La semana

La semana pasada ha venido cargada de noticias curiosas. Como no puedo hacer un artículo de cada una, haré un repaso general.

La culminación del proyecto Wikinger, en el que Navantia Puerto Real ha construido para Alemania la subestación de una enorme plataforma eólica marina, constituye una metáfora del mejor Cádiz. Los inversores han quedado muy satisfechos  por la calidad del trabajo, por las infraestructuras que rodean a Puerto Real, y que atienden a cualquier necesidad, y por la puntualidad en el cumplimiento. En resumen, una gran victoria internacional de Cádiz. No está mal que habláramos más sobre ello, en vez de regodearnos sólo en los problemas.

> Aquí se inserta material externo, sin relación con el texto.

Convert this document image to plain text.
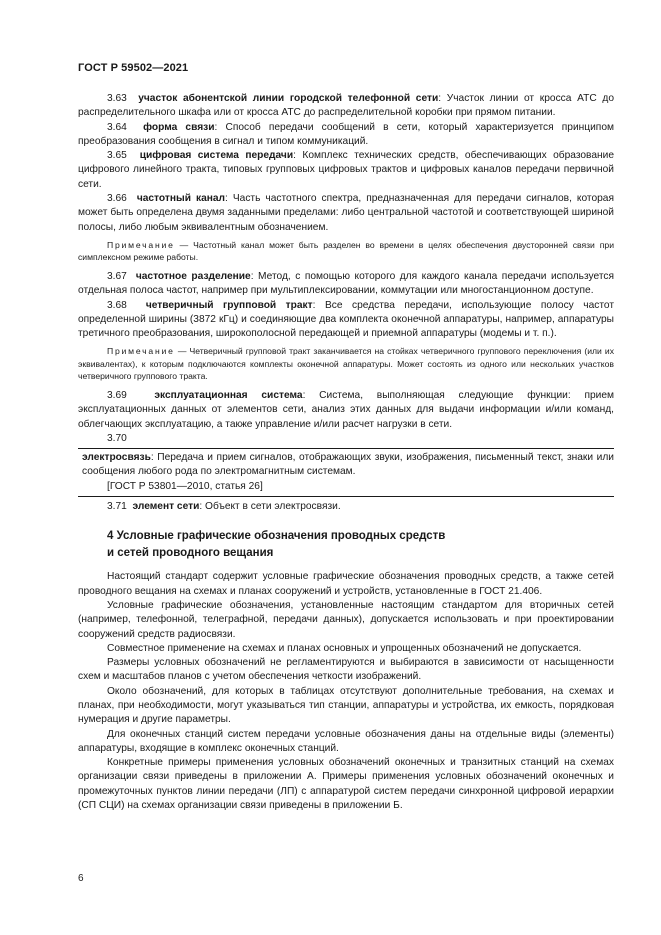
ГОСТ Р 59502—2021

3.63 участок абонентской линии городской телефонной сети: Участок линии от кросса АТС до распределительного шкафа или от кросса АТС до распределительной коробки при прямом питании.

3.64 форма связи: Способ передачи сообщений в сети, который характеризуется принципом преобразования сообщения в сигнал и типом коммуникаций.

3.65 цифровая система передачи: Комплекс технических средств, обеспечивающих образование цифрового линейного тракта, типовых групповых цифровых трактов и цифровых каналов передачи первичной сети.

3.66 частотный канал: Часть частотного спектра, предназначенная для передачи сигналов, которая может быть определена двумя заданными пределами: либо центральной частотой и соответствующей шириной полосы, либо любым эквивалентным обозначением.

Примечание — Частотный канал может быть разделен во времени в целях обеспечения двусторонней связи при симплексном режиме работы.

3.67 частотное разделение: Метод, с помощью которого для каждого канала передачи используется отдельная полоса частот, например при мультиплексировании, коммутации или многостанционном доступе.

3.68 четверичный групповой тракт: Все средства передачи, использующие полосу частот определенной ширины (3872 кГц) и соединяющие два комплекта оконечной аппаратуры, например, аппаратуры третичного преобразования, широкополосной передающей и приемной аппаратуры (модемы и т. п.).

Примечание — Четверичный групповой тракт заканчивается на стойках четверичного группового переключения (или их эквивалентах), к которым подключаются комплекты оконечной аппаратуры. Может состоять из одного или нескольких участков четверичного группового тракта.

3.69	эксплуатационная система: Система, выполняющая следующие функции: прием эксплуатационных данных от элементов сети, анализ этих данных для выдачи информации и/или команд, облегчающих эксплуатацию, а также управление и/или расчет нагрузки в сети.

3.70

электросвязь: Передача и прием сигналов, отображающих звуки, изображения, письменный текст, знаки или сообщения любого рода по электромагнитным системам.
[ГОСТ Р 53801—2010, статья 26]

3.71 элемент сети: Объект в сети электросвязи.

4 Условные графические обозначения проводных средств
и сетей проводного вещания

Настоящий стандарт содержит условные графические обозначения проводных средств, а также сетей проводного вещания на схемах и планах сооружений и устройств, установленные в ГОСТ 21.406.

Условные графические обозначения, установленные настоящим стандартом для вторичных сетей (например, телефонной, телеграфной, передачи данных), допускается использовать и при проектировании сооружений средств радиосвязи.

Совместное применение на схемах и планах основных и упрощенных обозначений не допускается.

Размеры условных обозначений не регламентируются и выбираются в зависимости от насыщенности схем и масштабов планов с учетом обеспечения четкости изображений.

Около обозначений, для которых в таблицах отсутствуют дополнительные требования, на схемах и планах, при необходимости, могут указываться тип станции, аппаратуры и устройства, их емкость, порядковая нумерация и другие параметры.

Для оконечных станций систем передачи условные обозначения даны на отдельные виды (элементы) аппаратуры, входящие в комплекс оконечных станций.

Конкретные примеры применения условных обозначений оконечных и транзитных станций на схемах организации связи приведены в приложении А. Примеры применения условных обозначений оконечных и промежуточных пунктов линии передачи (ЛП) с аппаратурой систем передачи синхронной цифровой иерархии (СП СЦИ) на схемах организации связи приведены в приложении Б.

6
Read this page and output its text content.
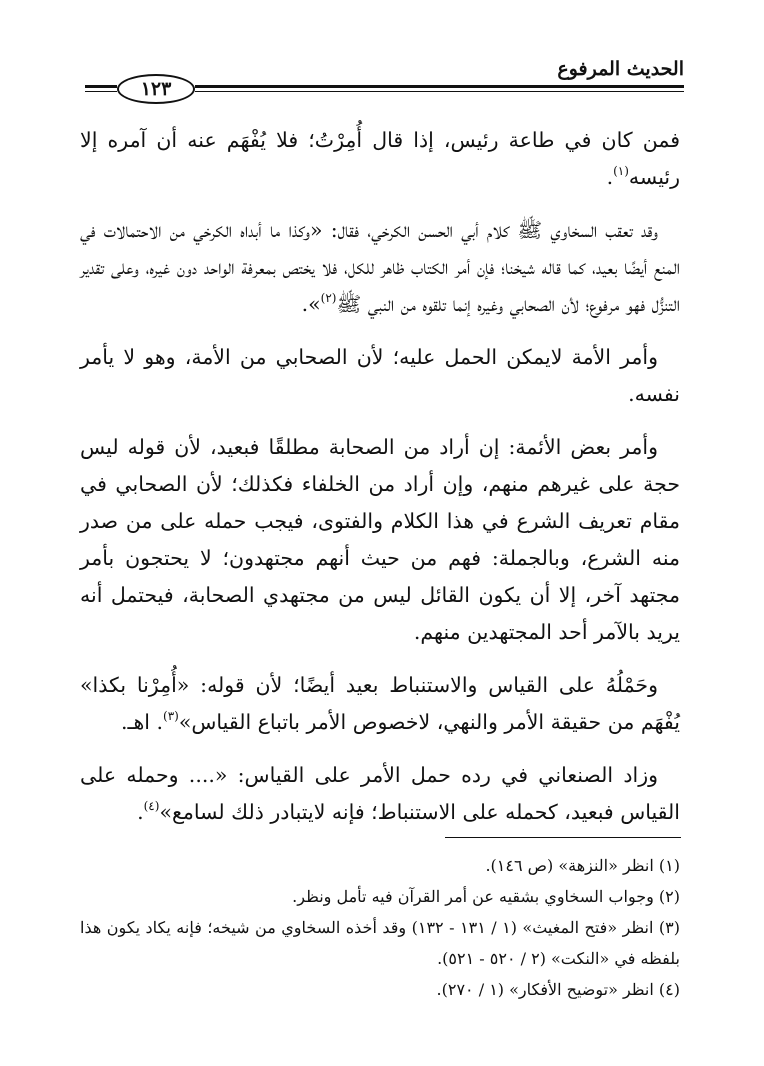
الحديث المرفوع
١٢٣

فمن كان في طاعة رئيس، إذا قال أُمِرْتُ؛ فلا يُفْهَم عنه أن آمره إلا رئيسه$^{(١)}$.

وقد تعقب السخاوي ﷺ كلام أبي الحسن الكرخي، فقال: «وكذا ما أبداه الكرخي من الاحتمالات في المنع أيضًا بعيد، كما قاله شيخنا؛ فإن أمر الكتاب ظاهر للكل، فلا يختص بمعرفة الواحد دون غيره، وعلى تقدير التنزُّل فهو مرفوع؛ لأن الصحابي وغيره إنما تلقوه من النبي ﷺ$^{(٢)}$».

وأمر الأمة لايمكن الحمل عليه؛ لأن الصحابي من الأمة، وهو لا يأمر نفسه.

وأمر بعض الأئمة: إن أراد من الصحابة مطلقًا فبعيد، لأن قوله ليس حجة على غيرهم منهم، وإن أراد من الخلفاء فكذلك؛ لأن الصحابي في مقام تعريف الشرع في هذا الكلام والفتوى، فيجب حمله على من صدر منه الشرع، وبالجملة: فهم من حيث أنهم مجتهدون؛ لا يحتجون بأمر مجتهد آخر، إلا أن يكون القائل ليس من مجتهدي الصحابة، فيحتمل أنه يريد بالآمر أحد المجتهدين منهم.

وحَمْلُهُ على القياس والاستنباط بعيد أيضًا؛ لأن قوله: «أُمِرْنا بكذا» يُفْهَم من حقيقة الأمر والنهي، لاخصوص الأمر باتباع القياس»$^{(٣)}$. اهـ.

وزاد الصنعاني في رده حمل الأمر على القياس: «.... وحمله على القياس فبعيد، كحمله على الاستنباط؛ فإنه لايتبادر ذلك لسامع»$^{(٤)}$.

(١) انظر «النزهة» (ص ١٤٦).
(٢) وجواب السخاوي بشقيه عن أمر القرآن فيه تأمل ونظر.
(٣) انظر «فتح المغيث» (١ / ١٣١ - ١٣٢) وقد أخذه السخاوي من شيخه؛ فإنه يكاد يكون هذا بلفظه في «النكت» (٢ / ٥٢٠ - ٥٢١).
(٤) انظر «توضيح الأفكار» (١ / ٢٧٠).
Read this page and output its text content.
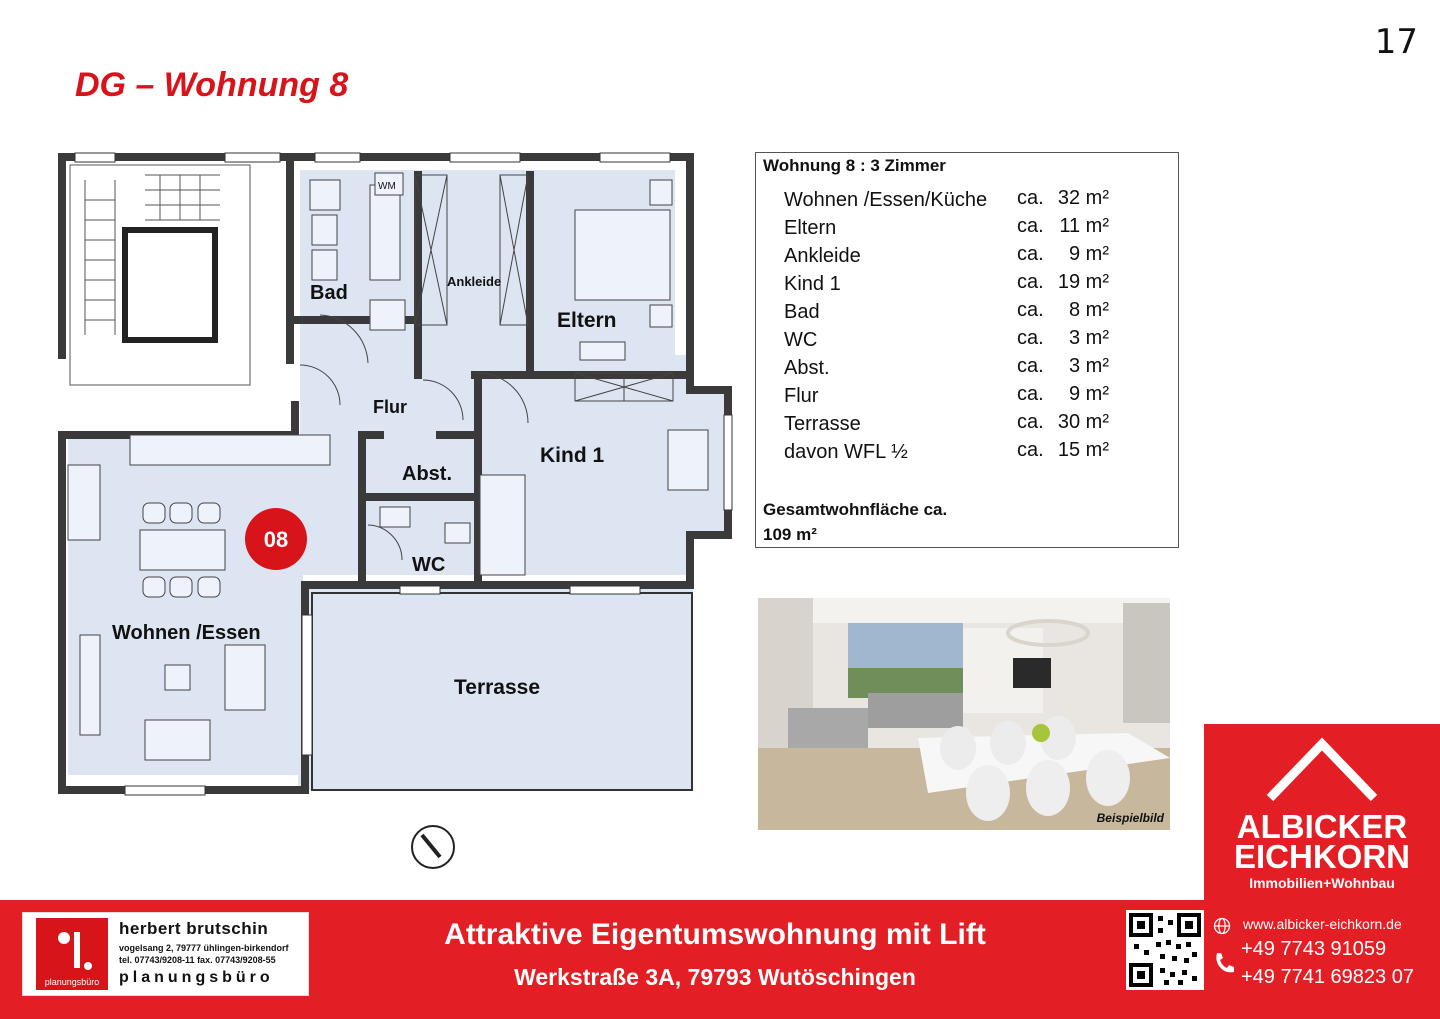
17
DG – Wohnung 8
08
Bad
Ankleide
Eltern
Flur
Abst.
Kind 1
WC
Wohnen /Essen
Terrasse
WM
Wohnung 8 : 3 Zimmer
Wohnen /Essen/Küche ca. 32 m²
Eltern	ca. 11 m²
Ankleide	ca.	9 m²
Kind 1	ca. 19 m²
Bad	ca.	8 m²
WC	ca.	3 m²
Abst.	ca.	3 m²
Flur	ca.	9 m²
Terrasse	ca. 30 m²
davon WFL ½	ca. 15 m²
Gesamtwohnfläche ca.
109 m²
Beispielbild	ALBICKER
EICHKORN
Immobilien+Wohnbau
planungsbüro
herbert brutschin
vogelsang 2, 79777 ühlingen-birkendorf
tel. 07743/9208-11 fax. 07743/9208-55
planungsbüro
Attraktive Eigentumswohnung mit Lift
Werkstraße 3A, 79793 Wutöschingen
www.albicker-eichkorn.de
+49 7743 91059
+49 7741 69823 07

Despreciar el talento no es de personas libres. Me refiero a uno de los genios creativos de la cocina española, Angel León, y al caso de los becarios hacinados en un piso. Aponiente no obliga a nadie a vivir en ningún sitio, sino que pone a disposición de los becarios un piso, por si quieren ahorrarse el alquiler. Es un privilegio para un becario, seleccionado entre cientos, aprender con un gran maestro internacional. Que la prensa gaditana haya reaccionado en la defensa de Angel León, una de las marcas exquisitas de Cádiz, dice mucho de su acertado criterio a favor del talento.

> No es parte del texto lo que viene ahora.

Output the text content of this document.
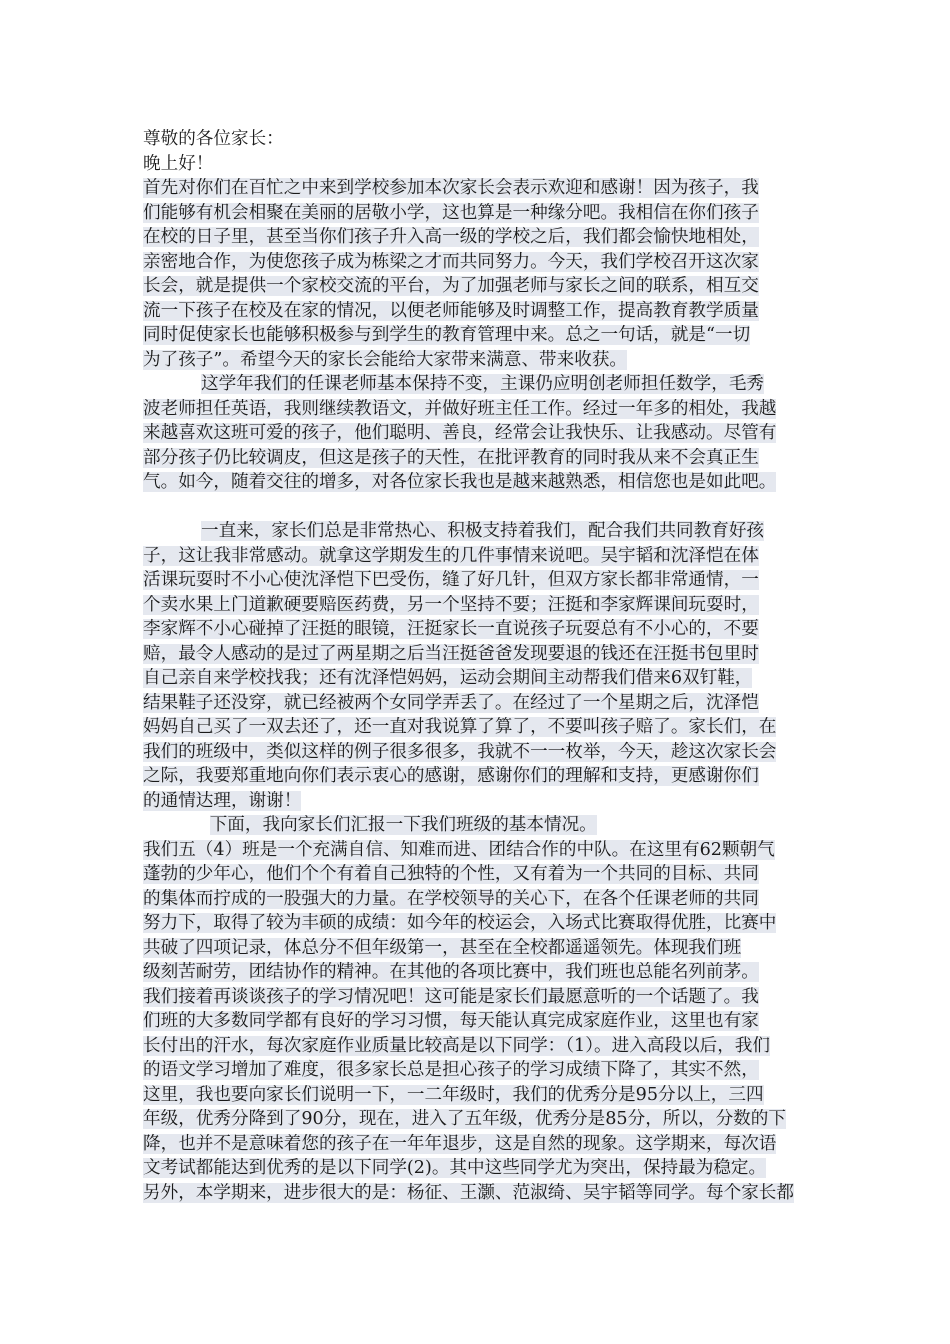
尊敬的各位家长：
晚上好！
首先对你们在百忙之中来到学校参加本次家长会表示欢迎和感谢！因为孩子，我
们能够有机会相聚在美丽的居敬小学，这也算是一种缘分吧。我相信在你们孩子
在校的日子里，甚至当你们孩子升入高一级的学校之后，我们都会愉快地相处，
亲密地合作，为使您孩子成为栋梁之才而共同努力。今天，我们学校召开这次家
长会，就是提供一个家校交流的平台，为了加强老师与家长之间的联系，相互交
流一下孩子在校及在家的情况，以便老师能够及时调整工作，提高教育教学质量
同时促使家长也能够积极参与到学生的教育管理中来。总之一句话，就是“一切
为了孩子”。希望今天的家长会能给大家带来满意、带来收获。
这学年我们的任课老师基本保持不变，主课仍应明创老师担任数学，毛秀
波老师担任英语，我则继续教语文，并做好班主任工作。经过一年多的相处，我越
来越喜欢这班可爱的孩子，他们聪明、善良，经常会让我快乐、让我感动。尽管有
部分孩子仍比较调皮，但这是孩子的天性，在批评教育的同时我从来不会真正生
气。如今，随着交往的增多，对各位家长我也是越来越熟悉，相信您也是如此吧。
一直来，家长们总是非常热心、积极支持着我们，配合我们共同教育好孩
子，这让我非常感动。就拿这学期发生的几件事情来说吧。吴宇韬和沈泽恺在体
活课玩耍时不小心使沈泽恺下巴受伤，缝了好几针，但双方家长都非常通情，一
个卖水果上门道歉硬要赔医药费，另一个坚持不要；汪挺和李家辉课间玩耍时，
李家辉不小心碰掉了汪挺的眼镜，汪挺家长一直说孩子玩耍总有不小心的，不要
赔，最令人感动的是过了两星期之后当汪挺爸爸发现要退的钱还在汪挺书包里时
自己亲自来学校找我；还有沈泽恺妈妈，运动会期间主动帮我们借来6双钉鞋，
结果鞋子还没穿，就已经被两个女同学弄丢了。在经过了一个星期之后，沈泽恺
妈妈自己买了一双去还了，还一直对我说算了算了，不要叫孩子赔了。家长们，在
我们的班级中，类似这样的例子很多很多，我就不一一枚举，今天，趁这次家长会
之际，我要郑重地向你们表示衷心的感谢，感谢你们的理解和支持，更感谢你们
的通情达理，谢谢！
下面，我向家长们汇报一下我们班级的基本情况。
我们五（4）班是一个充满自信、知难而进、团结合作的中队。在这里有62颗朝气
蓬勃的少年心，他们个个有着自己独特的个性，又有着为一个共同的目标、共同
的集体而拧成的一股强大的力量。在学校领导的关心下，在各个任课老师的共同
努力下，取得了较为丰硕的成绩：如今年的校运会，入场式比赛取得优胜，比赛中
共破了四项记录，体总分不但年级第一，甚至在全校都遥遥领先。体现我们班
级刻苦耐劳，团结协作的精神。在其他的各项比赛中，我们班也总能名列前茅。
我们接着再谈谈孩子的学习情况吧！这可能是家长们最愿意听的一个话题了。我
们班的大多数同学都有良好的学习习惯，每天能认真完成家庭作业，这里也有家
长付出的汗水，每次家庭作业质量比较高是以下同学：（1）。进入高段以后，我们
的语文学习增加了难度，很多家长总是担心孩子的学习成绩下降了，其实不然，
这里，我也要向家长们说明一下，一二年级时，我们的优秀分是95分以上，三四
年级，优秀分降到了90分，现在，进入了五年级，优秀分是85分，所以，分数的下
降，也并不是意味着您的孩子在一年年退步，这是自然的现象。这学期来，每次语
文考试都能达到优秀的是以下同学(2)。其中这些同学尤为突出，保持最为稳定。
另外，本学期来，进步很大的是：杨征、王灏、范淑绮、吴宇韬等同学。每个家长都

El Ayuntamiento ha levantado una vieja y más que enterrada polémica: la posibilidad de una fecha fija para el Carnaval de Cádiz. Para los que vivimos el cambio del Carnaval por las Fiestas Típicas de mayo, todo esto nos recuerda al franquismo local. ¡Qué triunfo democrático supuso volver a las fechas cambiantes de febrero! Está muy bien incentivar ingresos turísticos, pero no a costa de cargarse la naturaleza de los Carnavales.

Incitar a la comisión de un delito sobre la propiedad, como ha hecho una concejala socialista de San Fernando, no debería resolverse sólo con la dimisión. Mucho más alarmante es que en las redes sociales se organice una manifestación de apoyo a la edil. Esto nos da idea de hasta donde llega la confusión izquierdista sobre un derecho fundamental del ser humano, el de propiedad, que como otros derechos esenciales de reunión, expresión o pensamiento, no cuestan el dinero a un tercero (a diferencia del “derecho a la vivienda o al trabajo”). Cuando el derecho a la propiedad se conculca, todo se viene abajo, como pasó en la República.

Progre no critica a progre

En Cádiz la nomenclatura progre domina el relato de lo que pasa (y de lo que pasó). No es que no haya excelentes analistas de todos los signos. Los hay. Pero quedan solapados por la fuerza de un “progresismo” oficial, que silencia y oculta sus errores. Voy a poner tres ejemplos.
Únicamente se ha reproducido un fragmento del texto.